Discussion in 'App Development' started by R1234, May 1, 2015.

  1. R1234

    R1234

    A lot of my current strategies are cross-sectional in nature. They rank across a universe of stocks for several factors daily. Then it does a weighted average of the various factor ranks to come up with a final score for each stock.

    I do this for a universe of several hundred stocks daily in excel/vba without too many problems (but it's not lightning fast).

    Now I need to do the same across several thousand stocks globally and my excel/VBA framework chokes on the data. The historical daily data goes back to the 1990s and there are about 3,500 data series. So it's a pretty big dataset.

    Does this sound like something that the R framework can handle with ease or will I be up against similar issues with choking and memory hogging?

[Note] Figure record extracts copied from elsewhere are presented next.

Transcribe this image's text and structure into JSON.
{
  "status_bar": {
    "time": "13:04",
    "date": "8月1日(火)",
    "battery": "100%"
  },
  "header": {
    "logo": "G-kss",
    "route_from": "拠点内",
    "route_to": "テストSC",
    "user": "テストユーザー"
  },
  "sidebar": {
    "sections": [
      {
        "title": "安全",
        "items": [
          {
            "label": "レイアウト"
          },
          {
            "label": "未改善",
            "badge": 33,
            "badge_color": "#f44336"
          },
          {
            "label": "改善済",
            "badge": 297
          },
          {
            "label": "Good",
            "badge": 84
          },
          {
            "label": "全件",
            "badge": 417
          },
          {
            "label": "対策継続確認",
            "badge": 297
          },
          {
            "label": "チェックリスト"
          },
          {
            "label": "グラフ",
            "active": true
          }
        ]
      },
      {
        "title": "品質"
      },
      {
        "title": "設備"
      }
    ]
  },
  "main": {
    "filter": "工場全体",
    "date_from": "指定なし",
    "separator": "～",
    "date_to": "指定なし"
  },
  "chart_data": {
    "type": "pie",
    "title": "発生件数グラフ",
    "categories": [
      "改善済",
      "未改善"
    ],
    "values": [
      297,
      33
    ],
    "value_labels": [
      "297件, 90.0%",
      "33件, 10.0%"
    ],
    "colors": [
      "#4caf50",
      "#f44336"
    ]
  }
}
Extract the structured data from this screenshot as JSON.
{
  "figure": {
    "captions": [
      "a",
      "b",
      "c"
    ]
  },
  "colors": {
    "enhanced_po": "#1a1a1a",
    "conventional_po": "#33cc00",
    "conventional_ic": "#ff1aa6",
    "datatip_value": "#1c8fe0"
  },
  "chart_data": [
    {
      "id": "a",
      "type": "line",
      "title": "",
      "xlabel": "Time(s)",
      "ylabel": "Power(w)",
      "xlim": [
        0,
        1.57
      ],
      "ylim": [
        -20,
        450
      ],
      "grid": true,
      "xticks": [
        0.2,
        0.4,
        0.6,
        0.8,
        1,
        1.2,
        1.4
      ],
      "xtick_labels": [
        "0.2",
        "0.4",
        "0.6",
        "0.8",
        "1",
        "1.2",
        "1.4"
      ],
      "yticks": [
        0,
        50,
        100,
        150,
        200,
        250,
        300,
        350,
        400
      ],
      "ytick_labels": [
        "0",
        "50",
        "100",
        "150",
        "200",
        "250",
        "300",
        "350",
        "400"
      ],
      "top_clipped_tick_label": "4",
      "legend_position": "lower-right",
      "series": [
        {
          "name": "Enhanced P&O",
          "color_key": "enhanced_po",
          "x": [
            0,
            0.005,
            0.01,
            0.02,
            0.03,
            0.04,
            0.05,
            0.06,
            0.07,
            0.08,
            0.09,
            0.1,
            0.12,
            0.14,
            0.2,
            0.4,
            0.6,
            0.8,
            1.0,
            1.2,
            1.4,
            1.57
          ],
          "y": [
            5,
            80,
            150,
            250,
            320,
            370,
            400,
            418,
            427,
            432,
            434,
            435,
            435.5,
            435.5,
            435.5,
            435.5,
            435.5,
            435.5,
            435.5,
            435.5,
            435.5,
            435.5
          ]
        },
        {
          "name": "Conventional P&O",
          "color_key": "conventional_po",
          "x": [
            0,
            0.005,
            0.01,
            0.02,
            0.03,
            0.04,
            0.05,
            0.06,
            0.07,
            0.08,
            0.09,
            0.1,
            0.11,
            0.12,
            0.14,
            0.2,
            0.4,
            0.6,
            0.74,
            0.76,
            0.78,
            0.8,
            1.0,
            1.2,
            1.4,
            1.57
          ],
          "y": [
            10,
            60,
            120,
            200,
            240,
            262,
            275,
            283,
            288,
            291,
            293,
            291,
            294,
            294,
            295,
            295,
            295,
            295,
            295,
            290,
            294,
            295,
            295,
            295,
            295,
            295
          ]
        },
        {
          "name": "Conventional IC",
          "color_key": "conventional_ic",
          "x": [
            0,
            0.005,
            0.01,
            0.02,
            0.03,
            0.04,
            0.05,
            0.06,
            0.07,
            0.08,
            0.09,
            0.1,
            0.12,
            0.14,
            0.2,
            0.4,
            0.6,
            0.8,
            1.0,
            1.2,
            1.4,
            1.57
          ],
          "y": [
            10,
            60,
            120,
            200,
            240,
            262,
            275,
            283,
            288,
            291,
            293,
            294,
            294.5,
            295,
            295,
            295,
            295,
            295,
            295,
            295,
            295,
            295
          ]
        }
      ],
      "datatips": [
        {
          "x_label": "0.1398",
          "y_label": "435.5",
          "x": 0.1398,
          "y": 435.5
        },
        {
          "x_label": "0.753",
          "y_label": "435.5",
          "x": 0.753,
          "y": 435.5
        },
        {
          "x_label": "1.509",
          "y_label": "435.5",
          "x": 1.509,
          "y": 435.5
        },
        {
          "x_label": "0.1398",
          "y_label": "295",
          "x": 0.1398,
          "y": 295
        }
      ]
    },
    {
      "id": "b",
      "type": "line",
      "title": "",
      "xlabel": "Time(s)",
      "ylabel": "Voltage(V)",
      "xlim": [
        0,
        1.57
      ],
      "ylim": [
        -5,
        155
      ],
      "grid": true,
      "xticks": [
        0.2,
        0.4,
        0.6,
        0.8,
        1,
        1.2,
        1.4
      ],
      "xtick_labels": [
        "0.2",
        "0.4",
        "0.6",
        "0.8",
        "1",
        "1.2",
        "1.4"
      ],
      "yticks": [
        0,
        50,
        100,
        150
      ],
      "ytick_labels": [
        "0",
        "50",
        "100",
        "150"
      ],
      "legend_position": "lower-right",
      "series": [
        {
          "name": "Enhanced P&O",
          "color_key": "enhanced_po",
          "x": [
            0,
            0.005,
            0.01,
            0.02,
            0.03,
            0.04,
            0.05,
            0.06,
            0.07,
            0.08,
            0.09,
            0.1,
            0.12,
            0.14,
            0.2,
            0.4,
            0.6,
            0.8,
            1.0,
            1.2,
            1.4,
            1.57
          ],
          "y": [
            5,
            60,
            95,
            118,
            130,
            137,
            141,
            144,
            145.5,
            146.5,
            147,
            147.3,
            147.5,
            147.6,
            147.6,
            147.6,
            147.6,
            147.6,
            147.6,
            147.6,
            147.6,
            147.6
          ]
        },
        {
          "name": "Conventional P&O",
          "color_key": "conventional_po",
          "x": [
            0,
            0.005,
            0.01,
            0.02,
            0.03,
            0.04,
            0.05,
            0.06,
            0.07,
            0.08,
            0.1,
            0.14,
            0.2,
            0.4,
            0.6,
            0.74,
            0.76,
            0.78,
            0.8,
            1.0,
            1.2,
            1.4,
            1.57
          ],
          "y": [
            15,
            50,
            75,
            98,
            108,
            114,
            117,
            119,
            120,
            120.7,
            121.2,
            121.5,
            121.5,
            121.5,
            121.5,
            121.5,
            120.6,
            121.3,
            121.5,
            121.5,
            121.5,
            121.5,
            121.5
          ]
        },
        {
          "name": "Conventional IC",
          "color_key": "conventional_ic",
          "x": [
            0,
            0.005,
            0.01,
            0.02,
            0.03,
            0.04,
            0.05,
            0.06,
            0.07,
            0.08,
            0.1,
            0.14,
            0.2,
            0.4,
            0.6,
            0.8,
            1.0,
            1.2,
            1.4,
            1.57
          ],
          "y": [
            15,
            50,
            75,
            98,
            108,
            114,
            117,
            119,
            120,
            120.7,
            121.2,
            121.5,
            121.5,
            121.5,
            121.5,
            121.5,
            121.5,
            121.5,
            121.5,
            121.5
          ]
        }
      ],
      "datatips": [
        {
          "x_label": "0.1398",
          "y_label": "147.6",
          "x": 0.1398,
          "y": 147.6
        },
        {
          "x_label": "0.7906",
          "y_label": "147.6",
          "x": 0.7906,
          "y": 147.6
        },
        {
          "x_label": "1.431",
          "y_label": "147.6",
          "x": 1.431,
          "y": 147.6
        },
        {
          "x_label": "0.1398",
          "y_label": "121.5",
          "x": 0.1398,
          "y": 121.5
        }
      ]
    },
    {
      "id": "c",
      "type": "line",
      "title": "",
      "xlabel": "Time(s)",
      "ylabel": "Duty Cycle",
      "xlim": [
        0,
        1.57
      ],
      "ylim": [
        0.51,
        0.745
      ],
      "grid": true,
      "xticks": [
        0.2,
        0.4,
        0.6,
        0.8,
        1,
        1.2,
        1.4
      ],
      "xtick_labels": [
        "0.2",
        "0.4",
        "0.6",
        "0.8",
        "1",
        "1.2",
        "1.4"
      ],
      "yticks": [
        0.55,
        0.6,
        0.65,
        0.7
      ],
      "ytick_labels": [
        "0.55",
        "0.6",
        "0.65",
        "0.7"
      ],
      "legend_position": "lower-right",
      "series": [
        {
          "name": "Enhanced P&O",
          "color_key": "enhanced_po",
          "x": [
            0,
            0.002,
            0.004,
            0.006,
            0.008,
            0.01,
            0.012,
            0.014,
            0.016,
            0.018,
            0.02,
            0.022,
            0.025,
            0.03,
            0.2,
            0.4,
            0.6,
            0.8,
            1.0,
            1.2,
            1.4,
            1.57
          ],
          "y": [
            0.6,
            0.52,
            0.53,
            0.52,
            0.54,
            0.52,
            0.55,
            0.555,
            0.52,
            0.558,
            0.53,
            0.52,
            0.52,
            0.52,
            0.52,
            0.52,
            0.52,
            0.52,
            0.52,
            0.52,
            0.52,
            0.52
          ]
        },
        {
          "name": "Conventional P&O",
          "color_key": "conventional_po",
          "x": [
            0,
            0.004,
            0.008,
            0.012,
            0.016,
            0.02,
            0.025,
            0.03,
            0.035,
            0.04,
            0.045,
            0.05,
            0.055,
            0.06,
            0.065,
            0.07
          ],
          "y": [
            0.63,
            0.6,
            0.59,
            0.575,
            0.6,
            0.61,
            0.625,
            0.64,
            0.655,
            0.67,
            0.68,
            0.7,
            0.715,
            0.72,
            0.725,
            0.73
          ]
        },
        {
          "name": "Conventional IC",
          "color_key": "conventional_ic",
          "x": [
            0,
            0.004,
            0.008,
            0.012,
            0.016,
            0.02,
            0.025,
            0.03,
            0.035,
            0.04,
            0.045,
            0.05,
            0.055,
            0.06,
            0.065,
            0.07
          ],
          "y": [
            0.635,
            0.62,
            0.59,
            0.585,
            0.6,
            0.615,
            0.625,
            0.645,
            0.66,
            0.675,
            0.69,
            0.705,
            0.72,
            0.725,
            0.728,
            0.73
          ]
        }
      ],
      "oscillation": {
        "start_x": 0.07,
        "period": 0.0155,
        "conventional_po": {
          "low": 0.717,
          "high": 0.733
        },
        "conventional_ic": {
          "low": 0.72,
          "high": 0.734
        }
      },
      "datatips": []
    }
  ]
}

    I know there's a steep learning curve with R and I don't want to learn it unless I think it will be useful in this type or research.

    Thanks for any insights you can give me...
     
  2. 2rosy

    2rosy

    I know you can do it in python with pandas or blaze libs backed by hdf5 or blocz. maybe excel is loading everything into memory​
     
    eusdaiki likes this.
  3. R can handle large datasets well. Its limitation will be defined by your hardware. Generally, R should have twice the amount of memory of your dataset.

    Learning R is not really a big task. Try "SWIRL" it makes things a lot easier. It's not exhaustive but should get you started.

    Like, 2rosy has said, Python is great as well.
     
  4. R1234

    R1234

    thanks rosy & nach. I will explore your suggestions.
     
  5. Databases handle sorting and selecting within large data sets quite handily. No need to hold all the data in RAM on a monster computer to crunch it.
     
    eusdaiki likes this.
  6. i960

    i960

    Has nothing to do with databases whatsoever. Technically these are all databases at a raw level. The main issue here is the sort algorithm used (qsort vs heap sort vs merge sort) and how the data is fed and results collected.
     
  7. Yes, at a bare minimum. To be carefree you should have several times more.
     
  8. windwine

    windwine

    In R and Python you can use SQL database. A R package called "data.table" is very fast in dealing with big tables which could fit into your RAM. If you have a 16GB memory I guess your factor ranking could be done pretty easily in R.
     
  9. R can handle millions of data points within a time series and sort and rank within the time series but also across time series. You did not specify whether you want to use R to compute your metrics, also, or whether you load daily metric data into R and just want to rank within R.

    Both should be doable in R without breaking a sweat but as someone else pointed out for the former you may want to make sure you have sufficient memory. But a quick back-off-the-envelop calculation should indicated that even when loading the complete daily price data for all your stocks in your universe into R it should not consume too much memory:

    Example:

    20 years of daily data, 5000 stocks, 10 metrics each day:

    250 [daily data points per year] * (10+4) [10 metrics and 4 open,high,low,close data points] * 20 * 5000 = 350 million data points. Assuming a very liberal 64 bits per floating point data point and you consume around 2.6 gigabytes. This should be your ceiling purely for the data set. Depending how algorithmically efficient you construct your computations within R you should do perfectly fine with the 64-bit version of R and even 8gb of main memory.

    You can actually do this quite computationally efficient, given that, as you stated, you come up with one rank (percentile or whatever other normalized rank) for each stock as function of different metrics each day.

    Hope this helps.


     
  10. i960

    i960

    Not sure if R can handle this, but a common approach when dealing with large working sets and stable sorting expectations is to use something called a priority queue or heap - which is a form of tree (the usual implementation). Data is inserted into the heap such that the insert pays the cost of the sort (it's being stored in sorted form). Reads from the heap cost significantly less than constantly qsort()ing the data when needed.

    However, if you need to sort things different on a continual basis then it's not an option. If you only need 1 sort and only that sort, then it's definitely an option, provided you have a way of expressing/storing it that way with R.
     
    #10     Aug 4, 2015
    volpunter likes this.